The two children picnicked on a large rock as their fathers roamed about the cliffs, searching for ancient sea creatures. Their papas were new and fast friends, but the offspring were not so bonded, as evidenced by the line of seaweed dividing Randall’s side of the rock from hers.

“All male species have the barbaric need to rub against females,” she continued as she spread strawberry preserves on her biscuit.

She was always blurting out odd things. For instance, yesterday, when he had been concentrating hard on cheating in a game of whist in hopes of finally beating her, she had piped up, “Do you know the interest of the Bank of England rose by a half a percentage?” Or last night, when she caught him in the corridor as he was trying to sneak a hedgehog into her room in revenge for losing every card game to her, including the ones he cheated at. “I’m going to purchase canal stocks instead of consuls with my pin money because at my young age, I can afford greater investment risks,” she’d said, shockingly oblivious to the squirming, prickly rodent under his coat.

Despite being exactly one week younger than he was, she towered over him by a good six inches.
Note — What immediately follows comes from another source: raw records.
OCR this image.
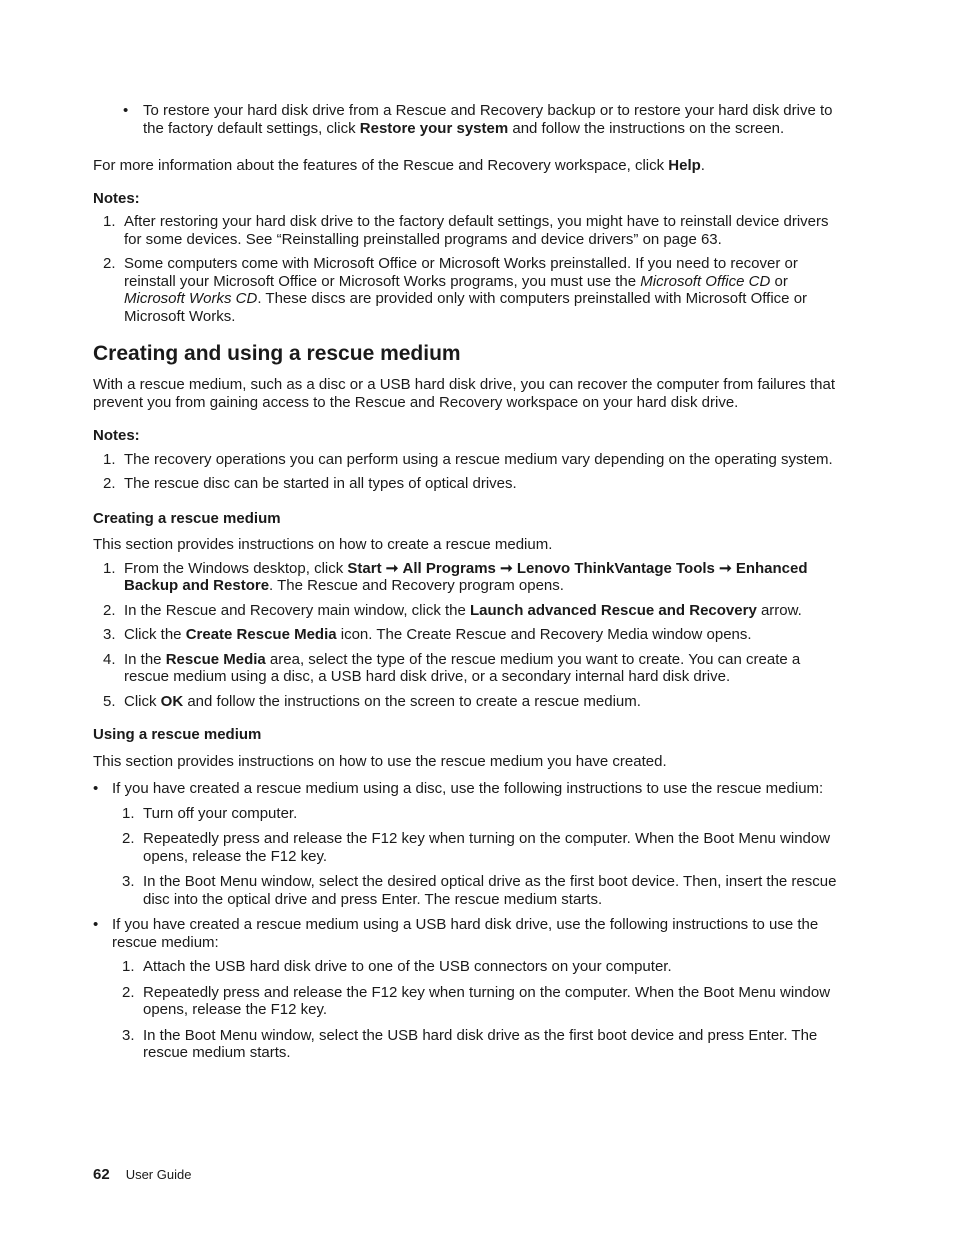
• To restore your hard disk drive from a Rescue and Recovery backup or to restore your hard disk drive to the factory default settings, click Restore your system and follow the instructions on the screen.

For more information about the features of the Rescue and Recovery workspace, click Help.

Notes:

1. After restoring your hard disk drive to the factory default settings, you might have to reinstall device drivers for some devices. See “Reinstalling preinstalled programs and device drivers” on page 63.
2. Some computers come with Microsoft Office or Microsoft Works preinstalled. If you need to recover or reinstall your Microsoft Office or Microsoft Works programs, you must use the Microsoft Office CD or Microsoft Works CD. These discs are provided only with computers preinstalled with Microsoft Office or Microsoft Works.
Creating and using a rescue medium

With a rescue medium, such as a disc or a USB hard disk drive, you can recover the computer from failures that prevent you from gaining access to the Rescue and Recovery workspace on your hard disk drive.

Notes:

1. The recovery operations you can perform using a rescue medium vary depending on the operating system.
2. The rescue disc can be started in all types of optical drives.
Creating a rescue medium

This section provides instructions on how to create a rescue medium.

1. From the Windows desktop, click Start ➞ All Programs ➞ Lenovo ThinkVantage Tools ➞ Enhanced Backup and Restore. The Rescue and Recovery program opens.
2. In the Rescue and Recovery main window, click the Launch advanced Rescue and Recovery arrow.
3. Click the Create Rescue Media icon. The Create Rescue and Recovery Media window opens.
4. In the Rescue Media area, select the type of the rescue medium you want to create. You can create a rescue medium using a disc, a USB hard disk drive, or a secondary internal hard disk drive.
5. Click OK and follow the instructions on the screen to create a rescue medium.
Using a rescue medium

This section provides instructions on how to use the rescue medium you have created.

• If you have created a rescue medium using a disc, use the following instructions to use the rescue medium:
1. Turn off your computer.
2. Repeatedly press and release the F12 key when turning on the computer. When the Boot Menu window opens, release the F12 key.
3. In the Boot Menu window, select the desired optical drive as the first boot device. Then, insert the rescue disc into the optical drive and press Enter. The rescue medium starts.
• If you have created a rescue medium using a USB hard disk drive, use the following instructions to use the rescue medium:
1. Attach the USB hard disk drive to one of the USB connectors on your computer.
2. Repeatedly press and release the F12 key when turning on the computer. When the Boot Menu window opens, release the F12 key.
3. In the Boot Menu window, select the USB hard disk drive as the first boot device and press Enter. The rescue medium starts.
62 User Guide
Her legs were too long for her flat torso. An enormous head bobbled atop her neck. Her pale skin contrasted with her thick, wiry black hair, which shot out in all directions. And if that wasn’t peculiar enough, she gazed at the world through lenses so thick that astronomers could spot new planets with them, but she needed them just to see her own hands. Hence, he took great glee in hiding them from her.

“You’re so stupid.” He licked fluffy orange cream icing from a slice of cake. “Everyone knows babies come when a woman marries a man, and she lies in bed at night, thinking about yellow daffodils and pink lilies. Then God puts a baby in her belly.” He used an exaggerated patronizing tone befitting a brilliant, powerful viscount destined for prime ministership—even if “viscount” was only a courtesy title. Meanwhile, Isabella was merely a scary, retired merchant’s daughter whom no one would ever want to marry. And, after all, a female’s sole purpose in life was to get married and have children.

“No, you cabbage-headed dolt,” she retorted. “Cousin Judith told me! She said girls shouldn’t be ignorant about the matters of life.” Isabella’s Irish mother had died, so Cousin Judith was her companion. Randall’s mama claimed that Judith was one of those “unnatural sorts” who supported something terrible called “rights of women.” He didn’t understand the specifics, except that it would destroy the very fabric of civilized society. He would certainly abolish it when he was prime minister.

“Judith said that for a woman to produce children, she, unfortunately, requires a man.” Isabella’s gray eyes grew into huge round circles behind her spectacles. “That he, being of simple, base nature and mind, becomes excited at the mere glimpse of a woman’s naked body.”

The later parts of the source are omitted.